Newsletter – Mai 2012

Mai 9, 2012

Le “point aveugle” de la décision stratégique

L’annonce récente de la fermeture du siège de Merck Serono à Genève a crée un choc dans la région genevoise. Sans entrer en matière sur l’impact humain de cet évènement et ses conséquences la diversité du tissu économique dans la région, cette annonce peut difficilement être interprétée comme autre chose que l’échec de l’acquisition en 2006 de Serono par Merck.

Toute acquisition est un exercice complexe et risqué, et quand la cible et l’acquéreur ne sont pas actifs sur le même secteur d’activité, la compréhension respective entre les deux parties est d’autant plus problématique. Merck, acteur traditionnel de la chimie industrielle et de la pharmacie chimique, et Serono, groupe important du secteur plus récent de la biotechnologie, ne semblent pas avoir été capables de faire fonctionner le nouvel ensemble.

S’il faut se garder de prendre la position du donneur de leçon en constatant les dégâts, les éléments qui ont transpirés dans la presse récemment sont malgré tout porteurs d’enseignements.

Avant tout, ces éléments mettent en évidence que les analyses qui sont traditionnellement réalisées dans le cadre des diverses due diligences avant acquisition restent trop, et trop souvent, focalisées sur une vue statique de l’entreprise. On achète une entreprise sur la base de ce qu’elle est au « temps t », et pour les projections futures que l’on parvient à rationnaliser sur la base de cette « photo » de la situation actuelle.
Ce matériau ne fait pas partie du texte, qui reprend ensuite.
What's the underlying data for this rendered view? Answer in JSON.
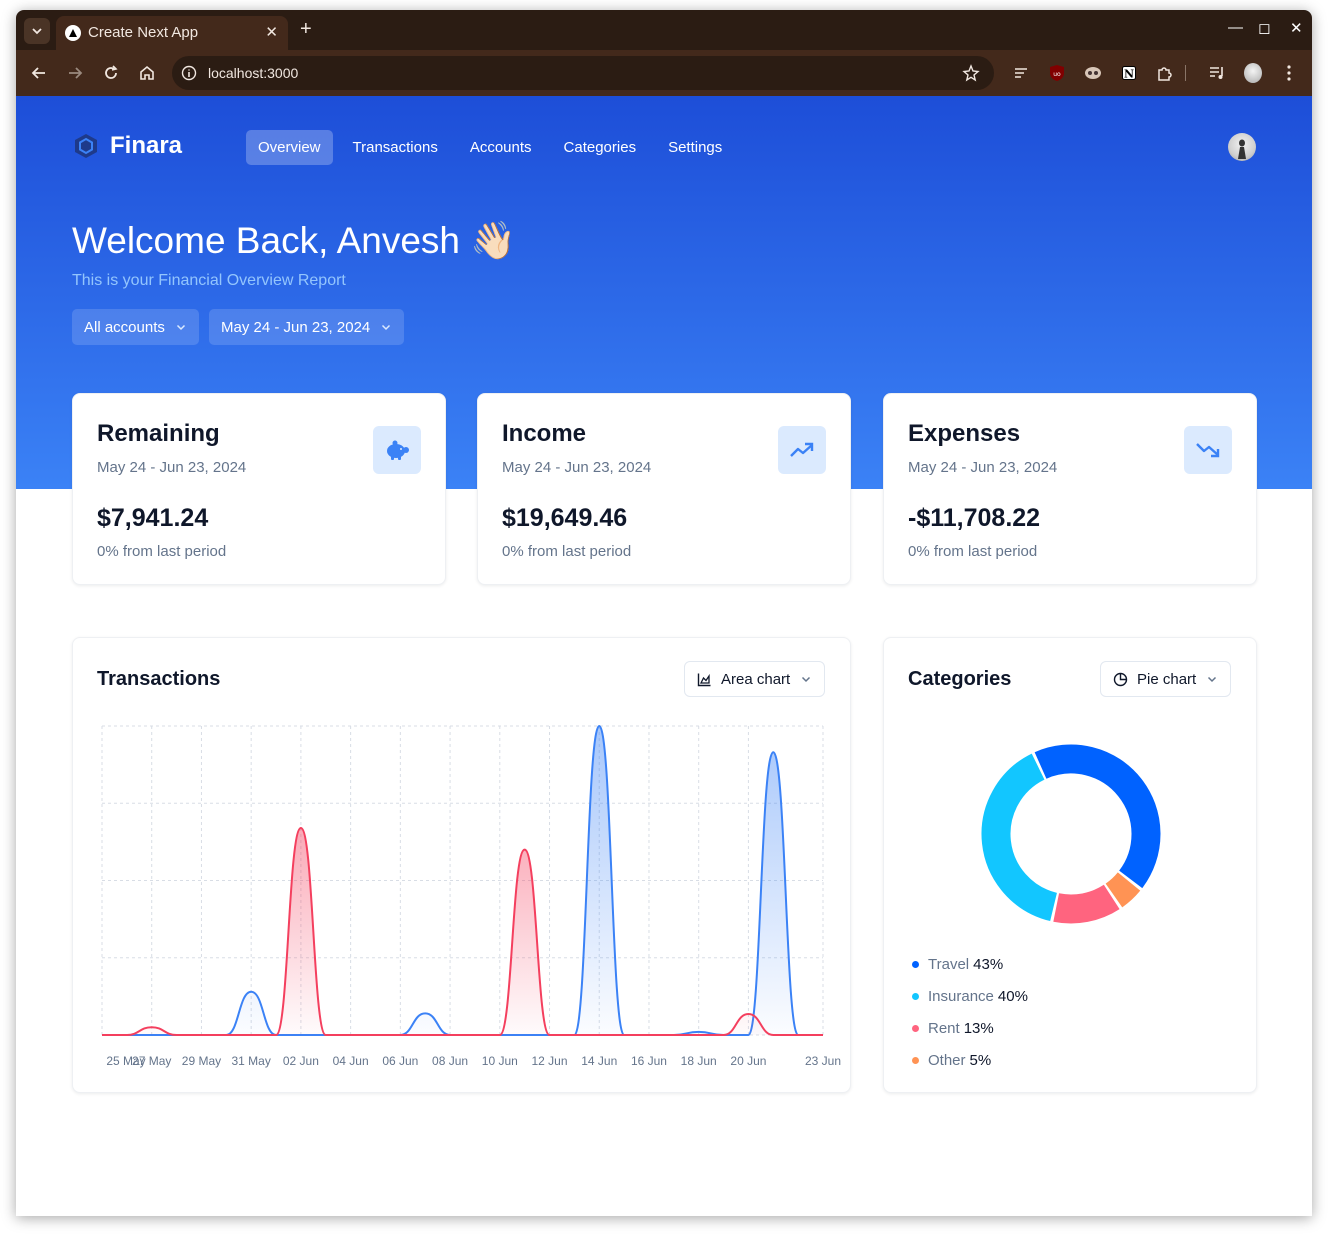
{
  "browser": {
    "tab_title": "Create Next App",
    "url": "localhost:3000"
  },
  "app": {
    "brand": "Finara",
    "nav": [
      "Overview",
      "Transactions",
      "Accounts",
      "Categories",
      "Settings"
    ],
    "active_nav": "Overview",
    "welcome": "Welcome Back, Anvesh 👋🏻",
    "subtitle": "This is your Financial Overview Report",
    "filters": {
      "account": "All accounts",
      "date_range": "May 24 - Jun 23, 2024"
    }
  },
  "stats": [
    {
      "title": "Remaining",
      "range": "May 24 - Jun 23, 2024",
      "value": "$7,941.24",
      "change": "0% from last period",
      "icon": "piggy-bank-icon"
    },
    {
      "title": "Income",
      "range": "May 24 - Jun 23, 2024",
      "value": "$19,649.46",
      "change": "0% from last period",
      "icon": "trending-up-icon"
    },
    {
      "title": "Expenses",
      "range": "May 24 - Jun 23, 2024",
      "value": "-$11,708.22",
      "change": "0% from last period",
      "icon": "trending-down-icon"
    }
  ],
  "transactions_panel": {
    "title": "Transactions",
    "chart_type_label": "Area chart"
  },
  "categories_panel": {
    "title": "Categories",
    "chart_type_label": "Pie chart"
  },
  "colors": {
    "income": "#3b82f6",
    "expenses": "#f43f5e",
    "travel": "#0062ff",
    "insurance": "#12c6ff",
    "rent": "#ff647f",
    "other": "#ff9354"
  },
  "chart_data": [
    {
      "type": "area",
      "title": "Transactions",
      "x": [
        "25 May",
        "26 May",
        "27 May",
        "28 May",
        "29 May",
        "30 May",
        "31 May",
        "01 Jun",
        "02 Jun",
        "03 Jun",
        "04 Jun",
        "05 Jun",
        "06 Jun",
        "07 Jun",
        "08 Jun",
        "09 Jun",
        "10 Jun",
        "11 Jun",
        "12 Jun",
        "13 Jun",
        "14 Jun",
        "15 Jun",
        "16 Jun",
        "17 Jun",
        "18 Jun",
        "19 Jun",
        "20 Jun",
        "21 Jun",
        "22 Jun",
        "23 Jun"
      ],
      "tick_labels": [
        "25 May",
        "27 May",
        "29 May",
        "31 May",
        "02 Jun",
        "04 Jun",
        "06 Jun",
        "08 Jun",
        "10 Jun",
        "12 Jun",
        "14 Jun",
        "16 Jun",
        "18 Jun",
        "20 Jun",
        "23 Jun"
      ],
      "series": [
        {
          "name": "income",
          "color": "#3b82f6",
          "values": [
            0,
            0,
            0,
            0,
            0,
            0,
            1400,
            0,
            0,
            0,
            0,
            0,
            0,
            700,
            0,
            0,
            0,
            0,
            0,
            0,
            10000,
            0,
            0,
            0,
            100,
            0,
            0,
            9150,
            0,
            0
          ]
        },
        {
          "name": "expenses",
          "color": "#f43f5e",
          "values": [
            0,
            0,
            250,
            0,
            0,
            0,
            0,
            0,
            6700,
            0,
            0,
            0,
            0,
            0,
            0,
            0,
            0,
            6000,
            0,
            0,
            0,
            0,
            0,
            0,
            0,
            0,
            680,
            0,
            0,
            0
          ]
        }
      ],
      "ylim": [
        0,
        10000
      ],
      "grid": true
    },
    {
      "type": "pie",
      "title": "Categories",
      "labels": [
        "Travel",
        "Insurance",
        "Rent",
        "Other"
      ],
      "values": [
        43,
        40,
        13,
        5
      ],
      "legend": [
        "Travel 43%",
        "Insurance 40%",
        "Rent 13%",
        "Other 5%"
      ],
      "donut": true
    }
  ]
}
Dans le cas de Serono, une taille très respectable sur le marché des biotechnologies, un chiffre d’affaires et une profitabilité (dépendant à 80% d’une seule molécule), et un « pipeline » de nouvelles molécules, certes très mince dans le cas qui nous occupe.

Or on apprend que le sort du siège genevois de Merck Serono aurait été scellé en juin 2011 suite à l’arrêt complet du développement de la seule molécule capable de prendre la suite de celle qui réalise l’essentiel du chiffre d’affaires de Serono, ses résultats en phase de tests n’étant pas satisfaisant. De ce point de vue, l’acquisition de Serono au prix fort semble avoir été un pari très risqué. Et cela pose une question essentielle : que savait Merck des défis du développement de médicaments dans le secteur de la biotechnologie, et à quel point étaient-ils au fait des capacités et du potentiel réel des équipes de chercheurs de Serono ? Au vu du prix payé, et de la situation du pipeline de nouvelles molécules au moment de l’acquisition, il nous semble que les dirigeants de Merck ont fait, probablement de manière implicite, l’hypothèse que les équipes de recherche dont ils allaient prendre le contrôle étaient capables de développer les nouvelles molécules à même de remplacer à terme le médicament phare de Serono.

Là est tout le problème. Cette capacité, comme la plupart des composantes dynamique de la création de valeur en entreprise, est le plus souvent l’objet de simples hypothèses lors des acquisitions. On se préoccupe, à juste de titre bien sûr, de la situation juridique, fiscale, financière de la cible, on apprend à connaître ses principaux dirigeants, et le cas échéant l’on fait également le point sur la propriété intellectuelle, etc. Ce que l’on ne fait pas, c’est apprendre à connaître la manière dont la cible génère de la valeur, c’est-à-dire ses principaux processus internes.

Dans le cas de Serono, la question se posait de la manière suivante pour Merck : avec une très forte dépendance à un seul médicament existant et des activités de recherches qui n’ont produits qu’un candidat incertain à la relève, l’acquisition au prix fort ne pouvait logiquement se justifier qu’à une condition : connaître en détail les mode de travail et l’organisation des activités de recherche de Serono, et savoir quelles mesures concrètes étaient requises pour remédier au manque de résultats de ces activités. Il semble bien que les choses ne se soient pas passées ainsi.

Vraisemblablement privés de cette connaissance au moment de l’acquisition, comment les dirigeants de Merck pouvaient-ils ensuite espérer détenir les clefs d’une gestion efficace après l’acquisition ? Nos lecteurs connaissent notre insistance sur l’importance de la compréhension des mécanismes de création de valeur au sein des entreprises comme base de toute forme d’évaluation, et donc de décision. Ce qui peut paraître surprenant ici, c’est que même dans le cadre d’une transaction qui portait sur 16 milliard de francs suisses, l’on semble avoir oublié, ou considéré inutile, de se pencher sur la manière concrète dont la cible pouvait espérer maintenir sa valeur dans la durée.